Levantei-me contorcendo os músculos da coluna. Uma das minhas adagas jazia caída no chão ao meu lado, convenientemente bem abaixo de onde eu planejava cravá-la. A energia do portal ainda reverberava a parede, a sutileza da magia nunca passara despercebida por meus instintos. Minha mãe dizia que era uma habilidade nata dos Caçadores das Sombras, mas minhas irmãs nunca conseguiram distinguir os vários tipos de emanações, nem mesmo sabiam indicar onde as barreiras de glamour limitavam as fronteiras do nosso instituto. Peguei a adaga do chão. Todos me miravam, certamente esperando que eu contra-atacasse, o que aconteceria mais cedo ou mais tarde.

Numa martelada de ferreiro finquei a lâmina bem acima na parede, onde o nosso portal havia se projetado. Rudá limpava os cotovelos machucados, resmungando em cthoniano, o que fez Magnus sorrir do sotaque brejeiro do caboclo.

Sem perda de tempo, preguei as outras duas adagas bem abaixo da primeira, uma  a direita e a outra afastada a esquerda. De forma que as três formassem um triângulo - um triângulo de Configuração Malachi. Uma das muitas Configurações que eu descobrira no compartimento secreto da minha mãe, na nossa biblioteca em Belém. Não que ela soubesse das minhas aventuras noturnas bisbilhotando seus pertences.

Aquela Configuração específico era utilizada para segurar portais abertos, nunca soube de alguma história dela sendo aplicada, talvez eu fosse a primeira pessoa, mas era um risco que eu estava disposto a correr.

- Eithur, não seja idiota. Você não manipula magia. - Rudá interveio com severidade apontando o dedo para mim, a outra mão ainda massageando o cotovelo. Uma ferroada de remorso me abalou... não. Ele se recusara a me ajudar, e aquele portal se abriria de qualquer jeito. Eu cuidaria pessoalmente para que acontecesse.

Suas marcas acenderam, como sempre acontecia quando ele usava sua magia. Ele lançou uma onda de energia esverdeada, que saiu como um sopro de dragão da palma da mão direita, rumo ao triângulo ao meu lado. Pus-me na frente do impulso antes que acertasse a onda boreal que já desabrochava no centro das adagas.

A aura que me cercava rebateu a magia do feiticeiro como a asa de uma águia, desviando o feitiço à uma das paredes remanescentes do recinto. O ponto do impacto chamuscou e liberou faíscas verdes que cintilaram por alguns segundos.

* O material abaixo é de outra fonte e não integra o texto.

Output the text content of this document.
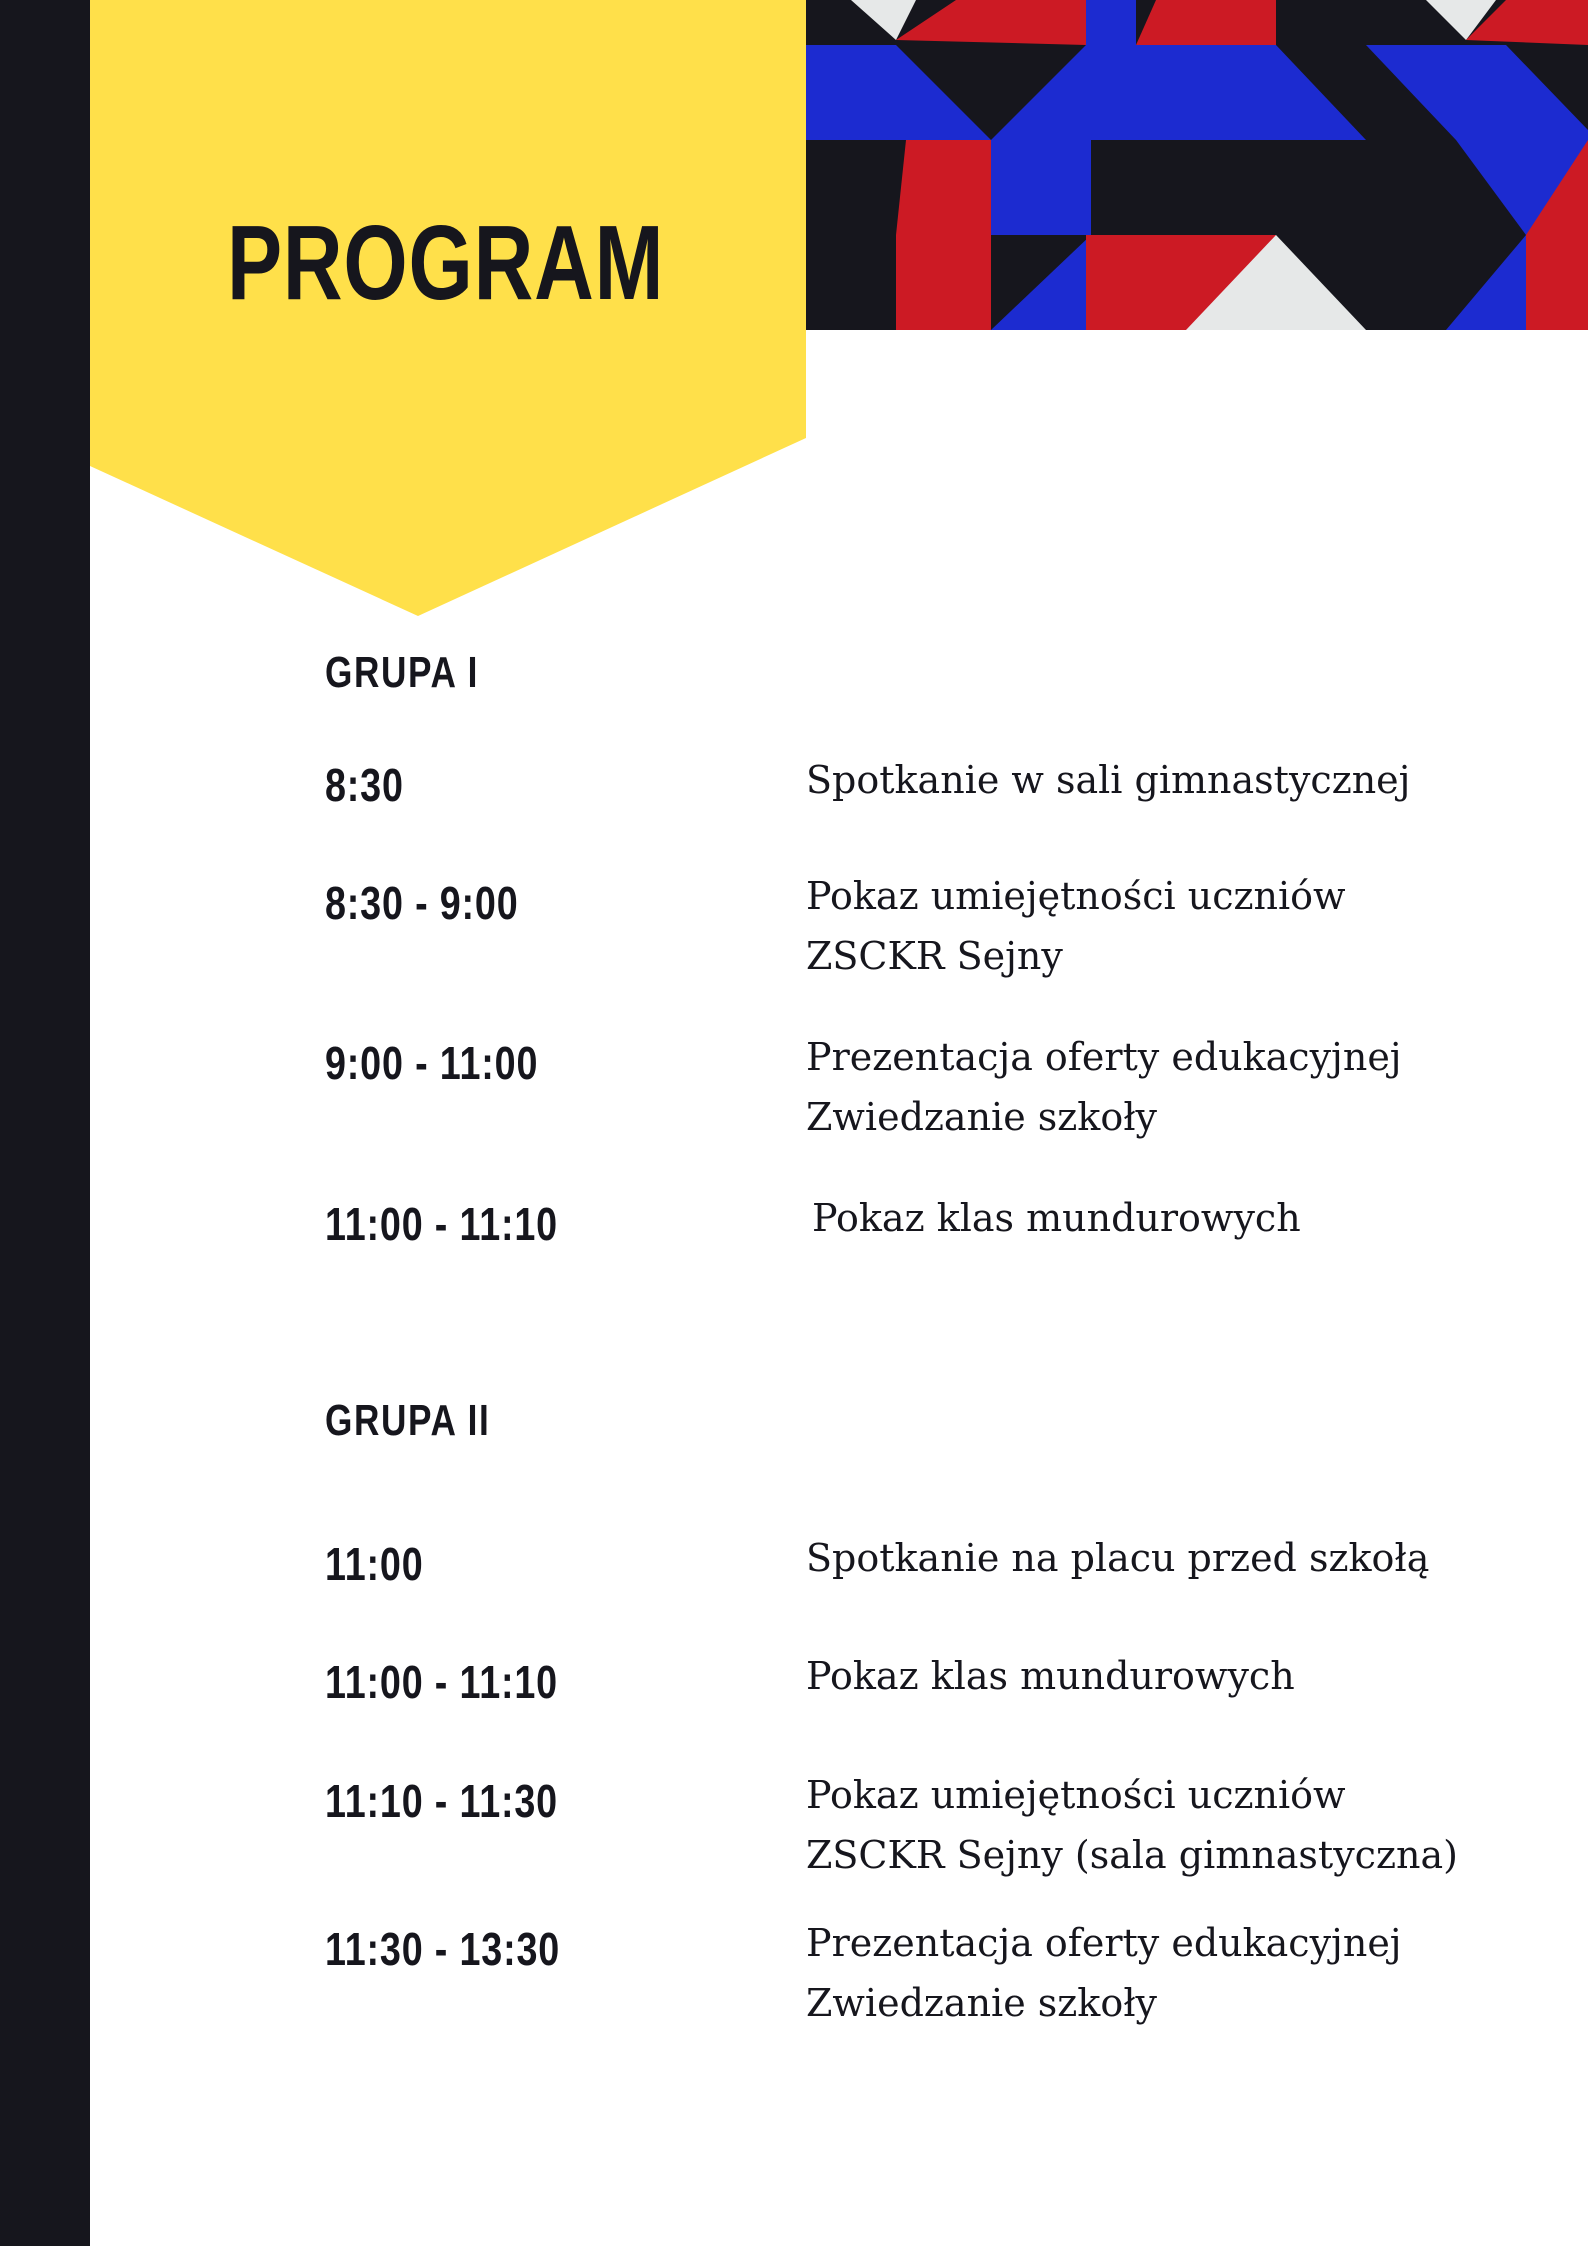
PROGRAM
GRUPA I
8:30	Spotkanie w sali gimnastycznej
8:30 - 9:00	Pokaz umiejętności uczniów
ZSCKR Sejny
9:00 - 11:00	Prezentacja oferty edukacyjnej
Zwiedzanie szkoły
11:00 - 11:10	Pokaz klas mundurowych
GRUPA II
11:00	Spotkanie na placu przed szkołą
11:00 - 11:10	Pokaz klas mundurowych
11:10 - 11:30	Pokaz umiejętności uczniów
ZSCKR Sejny (sala gimnastyczna)
11:30 - 13:30	Prezentacja oferty edukacyjnej
Zwiedzanie szkoły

- Remova a lâmina Eithur, você não sabe nada sobre as runas dos feiticeiros. Você vai acabar matando todos nós. - o bruxo estava cada vez mais perto. - Tire a adaga da parede... AGORA! - ele vociferou. O rugido ressoou como e de uma onça na floresta. Se eu não estivesse tão furioso, aquela demonstração de raiva me assustaria sem sombra de dúvidas.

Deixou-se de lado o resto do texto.